Kontoauszug und Co: Aufbewahrungsfristen von privaten Dokumenten

Kennen Sie sich mit der Aufbewahrungsfrist Ihrer privaten Unterlagen aus?

Sicher kommt Ihnen Folgendes bekannt vor: In Ihrem Regal türmen sich Aktenordner mit unzähligen Kontoauszügen, Rechnungen und Vertragsdokumenten. Und schon öfters haben Sie sich gefragt: Wie sieht es hierbei mit der Aufbewahrungsfrist bei privaten Dokumenten aus? Wie lange müssen Kontoauszüge und Co. weiterhin in Ihrem Schrank verharren?

Die Aufbewahrungsfrist privater Dokumente ist anders geregelt, als die Aufbewahrungsfrist in beispielsweise einer Anwaltskanzlei. Hier müssen die Dokumente über Jahre aufbewahrt werden, wohingegen bei Ihren Dokumenten kein öffentliches Interesse besteht und Sie somit selbst über die private Aufbewahrungsfrist entscheiden können. Die Meinungen über die Dauer der Aufbewahrungsfrist variiert, wir geben Ihnen hier eine Richtlinie.

Es gibt jedoch zu allen Dokumenten eine Empfehlung, wie lange Sie diese aufbewahren sollten: Den meisten Platz nehmen bekanntlich die Kontoauszüge ein. Banken empfehlen, mindestens einmal im Monat die Kontoauszüge zu ziehen. Je nach Kontenbewegung kommt da beizeiten schon ein großer Stapel zusammen.

Die Aufbewahrungsfrist privater Bankunterlagen beträgt in der Regel drei Jahre. Zu den Kontoauszügen zählen auch Rechnungen. Die Aufbewahrungsfrist von drei Jahren ist sinnvoll, da Sie immer noch im Nachhinein nach einer Rechnung gefragt werden können. In vielen Fällen ist eine Aufbewahrungsfrist von vier Jahren empfohlen, dies gilt vor allem zum Nachweis regelmäßiger Zahlungen, wie beispielsweise die Miete.

Aufbewahrungsfrist privater Kontoauszüge abgelaufen: Was nun?

Wohin aber gehören die Kontoauszüge, wenn die Aufbewahrungsfrist abgelaufen ist? Immerhin sind sensible Daten in Rechnungen und Bankunterlagen enthalten. Niemals sollten Sie die Dokumente ohne Weiteres ins Altpapier werfen. Vernichten Sie die Unterlagen mit einem Schredder oder durch Zerreißen.

Wann können Quittungen und Co. vernichtet werden?

Bei der Aufbewahrungsfrist von privaten Quittungen kommt es immer auf den Kauf an. Sicher können Sie die Rechnung der Lebensmittel sofort vernichten. Eine Quittung für einen Fahrradkauf sollten Sie jedoch länger aufbewahren. Achten Sie darauf, dass Sie Rechnungen so lange aufbewahren, wie der Händler auch Gewährleistung für das Produkt gibt, meistens sind das zwei Jahre.

Steuern, Rente und Arztdokumente: Welche Aufbewahrungsfrist ist hier einzuhalten?

Bei Steuerunterlagen gilt grundsätzlich: Sobald Sie Ihre Steuererklärung hinter sich haben, endet auch die Aufbewahrungsfrist dieser Unterlagen. Bei einer Selbstständigkeit sind hingegen wieder andere Fristen gültig. Wichtig ist, dass Sie Ihren Einkommenssteuerbescheid immer aufbewahren und das auch länger ohne irgendwelche Aufbewahrungsfristen zu beachten. Das Gleiche gilt für Arztdokumente.

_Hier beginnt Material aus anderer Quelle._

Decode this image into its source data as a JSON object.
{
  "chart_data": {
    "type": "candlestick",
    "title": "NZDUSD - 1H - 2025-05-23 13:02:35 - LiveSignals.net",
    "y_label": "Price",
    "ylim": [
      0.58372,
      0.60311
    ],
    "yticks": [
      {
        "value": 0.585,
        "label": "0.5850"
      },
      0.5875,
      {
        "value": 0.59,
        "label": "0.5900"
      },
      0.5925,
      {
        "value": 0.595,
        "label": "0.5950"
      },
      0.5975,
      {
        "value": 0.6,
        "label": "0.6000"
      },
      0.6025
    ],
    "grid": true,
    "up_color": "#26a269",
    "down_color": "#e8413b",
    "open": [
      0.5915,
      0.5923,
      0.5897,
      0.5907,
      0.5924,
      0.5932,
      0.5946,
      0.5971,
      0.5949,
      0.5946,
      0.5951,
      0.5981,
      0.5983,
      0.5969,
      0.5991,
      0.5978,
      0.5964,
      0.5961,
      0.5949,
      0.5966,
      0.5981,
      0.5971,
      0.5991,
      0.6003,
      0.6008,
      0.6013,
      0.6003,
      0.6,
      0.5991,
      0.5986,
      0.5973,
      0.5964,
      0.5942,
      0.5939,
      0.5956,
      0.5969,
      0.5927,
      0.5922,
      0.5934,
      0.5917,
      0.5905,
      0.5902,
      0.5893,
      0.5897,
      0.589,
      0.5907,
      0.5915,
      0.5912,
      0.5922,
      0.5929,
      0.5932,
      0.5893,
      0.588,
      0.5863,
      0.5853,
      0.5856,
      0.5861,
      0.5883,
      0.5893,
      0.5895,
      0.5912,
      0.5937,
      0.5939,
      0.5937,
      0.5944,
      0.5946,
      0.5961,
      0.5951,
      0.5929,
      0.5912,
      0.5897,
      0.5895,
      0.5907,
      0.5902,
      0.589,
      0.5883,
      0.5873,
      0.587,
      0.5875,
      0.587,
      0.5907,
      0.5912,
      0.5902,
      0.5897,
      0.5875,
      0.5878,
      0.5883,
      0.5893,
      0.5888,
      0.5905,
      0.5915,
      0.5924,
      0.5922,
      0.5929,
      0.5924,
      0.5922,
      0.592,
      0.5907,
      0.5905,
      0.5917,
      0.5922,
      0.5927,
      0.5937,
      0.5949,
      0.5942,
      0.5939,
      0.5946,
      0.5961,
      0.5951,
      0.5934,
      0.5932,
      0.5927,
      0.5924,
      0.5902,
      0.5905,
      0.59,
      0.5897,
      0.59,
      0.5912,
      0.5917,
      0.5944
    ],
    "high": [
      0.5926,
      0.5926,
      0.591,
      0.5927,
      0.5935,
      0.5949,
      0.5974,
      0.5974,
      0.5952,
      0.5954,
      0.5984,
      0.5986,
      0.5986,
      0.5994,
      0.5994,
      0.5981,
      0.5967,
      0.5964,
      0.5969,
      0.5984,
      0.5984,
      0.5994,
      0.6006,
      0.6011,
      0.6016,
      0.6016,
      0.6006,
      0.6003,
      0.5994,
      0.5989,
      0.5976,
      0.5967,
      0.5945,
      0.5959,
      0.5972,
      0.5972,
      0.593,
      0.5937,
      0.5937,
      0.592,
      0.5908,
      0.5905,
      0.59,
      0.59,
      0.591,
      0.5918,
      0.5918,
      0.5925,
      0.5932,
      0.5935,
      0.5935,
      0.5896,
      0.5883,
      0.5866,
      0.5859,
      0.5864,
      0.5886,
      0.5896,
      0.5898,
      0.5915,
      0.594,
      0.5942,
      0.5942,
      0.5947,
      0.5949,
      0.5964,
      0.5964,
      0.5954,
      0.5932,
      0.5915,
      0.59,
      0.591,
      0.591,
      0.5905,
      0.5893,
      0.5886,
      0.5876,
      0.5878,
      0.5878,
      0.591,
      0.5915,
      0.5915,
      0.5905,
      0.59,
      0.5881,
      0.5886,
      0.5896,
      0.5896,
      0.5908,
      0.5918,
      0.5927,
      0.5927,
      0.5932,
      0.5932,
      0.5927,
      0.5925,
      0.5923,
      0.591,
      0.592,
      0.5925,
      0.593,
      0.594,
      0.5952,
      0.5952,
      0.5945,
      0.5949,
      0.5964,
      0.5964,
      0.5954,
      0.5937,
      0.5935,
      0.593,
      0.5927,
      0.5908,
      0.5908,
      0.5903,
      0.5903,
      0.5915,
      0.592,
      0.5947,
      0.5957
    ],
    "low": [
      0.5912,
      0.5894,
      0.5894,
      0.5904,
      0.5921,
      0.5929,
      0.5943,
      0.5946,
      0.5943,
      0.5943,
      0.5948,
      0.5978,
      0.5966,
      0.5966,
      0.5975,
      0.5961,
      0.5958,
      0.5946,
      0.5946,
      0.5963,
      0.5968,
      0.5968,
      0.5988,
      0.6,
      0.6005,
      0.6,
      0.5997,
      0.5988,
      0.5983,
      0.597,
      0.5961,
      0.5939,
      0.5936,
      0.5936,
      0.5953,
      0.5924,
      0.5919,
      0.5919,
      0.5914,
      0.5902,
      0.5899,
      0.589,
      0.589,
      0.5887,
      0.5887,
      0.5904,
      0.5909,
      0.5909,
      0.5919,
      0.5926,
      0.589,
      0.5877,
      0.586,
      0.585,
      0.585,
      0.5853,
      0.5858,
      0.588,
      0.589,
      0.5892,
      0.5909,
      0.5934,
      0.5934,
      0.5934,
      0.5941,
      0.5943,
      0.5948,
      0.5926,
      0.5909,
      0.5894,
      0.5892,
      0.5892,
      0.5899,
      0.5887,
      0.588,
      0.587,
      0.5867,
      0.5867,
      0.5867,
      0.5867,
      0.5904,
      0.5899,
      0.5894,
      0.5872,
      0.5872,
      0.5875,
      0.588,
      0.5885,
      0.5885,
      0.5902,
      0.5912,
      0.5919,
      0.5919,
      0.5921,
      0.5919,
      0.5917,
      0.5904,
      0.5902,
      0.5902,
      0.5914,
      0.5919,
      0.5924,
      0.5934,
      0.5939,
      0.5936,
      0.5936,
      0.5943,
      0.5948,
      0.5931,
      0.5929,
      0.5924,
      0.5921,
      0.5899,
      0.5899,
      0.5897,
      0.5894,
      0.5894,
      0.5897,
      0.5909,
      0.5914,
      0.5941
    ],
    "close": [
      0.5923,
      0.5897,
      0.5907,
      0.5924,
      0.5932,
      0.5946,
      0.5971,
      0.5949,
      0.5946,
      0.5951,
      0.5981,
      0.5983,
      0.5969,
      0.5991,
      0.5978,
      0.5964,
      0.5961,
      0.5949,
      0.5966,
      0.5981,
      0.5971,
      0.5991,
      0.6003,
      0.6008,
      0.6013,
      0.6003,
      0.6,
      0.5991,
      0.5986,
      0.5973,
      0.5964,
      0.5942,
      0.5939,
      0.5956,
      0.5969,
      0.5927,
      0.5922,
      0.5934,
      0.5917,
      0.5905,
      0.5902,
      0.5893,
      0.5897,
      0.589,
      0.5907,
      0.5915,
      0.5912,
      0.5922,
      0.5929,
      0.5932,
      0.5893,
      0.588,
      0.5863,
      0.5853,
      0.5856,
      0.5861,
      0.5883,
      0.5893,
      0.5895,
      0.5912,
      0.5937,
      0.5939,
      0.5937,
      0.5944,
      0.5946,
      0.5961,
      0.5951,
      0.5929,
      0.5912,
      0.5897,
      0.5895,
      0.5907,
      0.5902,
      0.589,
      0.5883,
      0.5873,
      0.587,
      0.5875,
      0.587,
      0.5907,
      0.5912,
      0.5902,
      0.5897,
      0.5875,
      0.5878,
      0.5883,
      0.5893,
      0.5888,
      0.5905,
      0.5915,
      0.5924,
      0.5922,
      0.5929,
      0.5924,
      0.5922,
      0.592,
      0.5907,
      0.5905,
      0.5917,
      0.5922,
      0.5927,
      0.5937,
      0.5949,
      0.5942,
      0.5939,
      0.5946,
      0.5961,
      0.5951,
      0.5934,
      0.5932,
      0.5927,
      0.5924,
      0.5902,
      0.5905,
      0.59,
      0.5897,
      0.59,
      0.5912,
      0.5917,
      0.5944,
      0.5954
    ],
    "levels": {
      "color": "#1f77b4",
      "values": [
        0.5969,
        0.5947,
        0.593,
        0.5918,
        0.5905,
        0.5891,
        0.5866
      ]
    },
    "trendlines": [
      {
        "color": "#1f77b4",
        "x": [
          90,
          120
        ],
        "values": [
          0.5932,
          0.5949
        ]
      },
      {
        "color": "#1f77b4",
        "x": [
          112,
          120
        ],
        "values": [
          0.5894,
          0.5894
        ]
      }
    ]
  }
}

Besonderheit bei Handwerkerrechnungen

Die Aufbewahrungsfrist privater Handwerkerrechnungen ist übrigens im Umsatzsteuergesetz vorgeschrieben, da der Staat so gegen Schwarzarbeit vorgehen will. Normalerweise sollten diese Rechnungen mindestens zwei Jahre aufbewahrt werden.

Unbegrenzte Aufbewahrungsfrist für folgende private Unterlagen

Neben den Dokumenten, bei denen die Aufbewahrungsfrist nach einiger Zeit abläuft, gibt es auch noch die Unterlagen, die Sie auf keinen Fall wegwerfen dürfen und die Sie einer unbegrenzten Aufbewahrungsfrist unterlegen sollten. Dazu gehören Zeugnisse jeder Art, Steuer- und Rentenbescheide, Reisepass, Führerschein, Impfausweis, Geburtsurkunde, Taufschein, Heiratsurkunde, Sterbeurkunden, Arbeitsverträge und Urteile.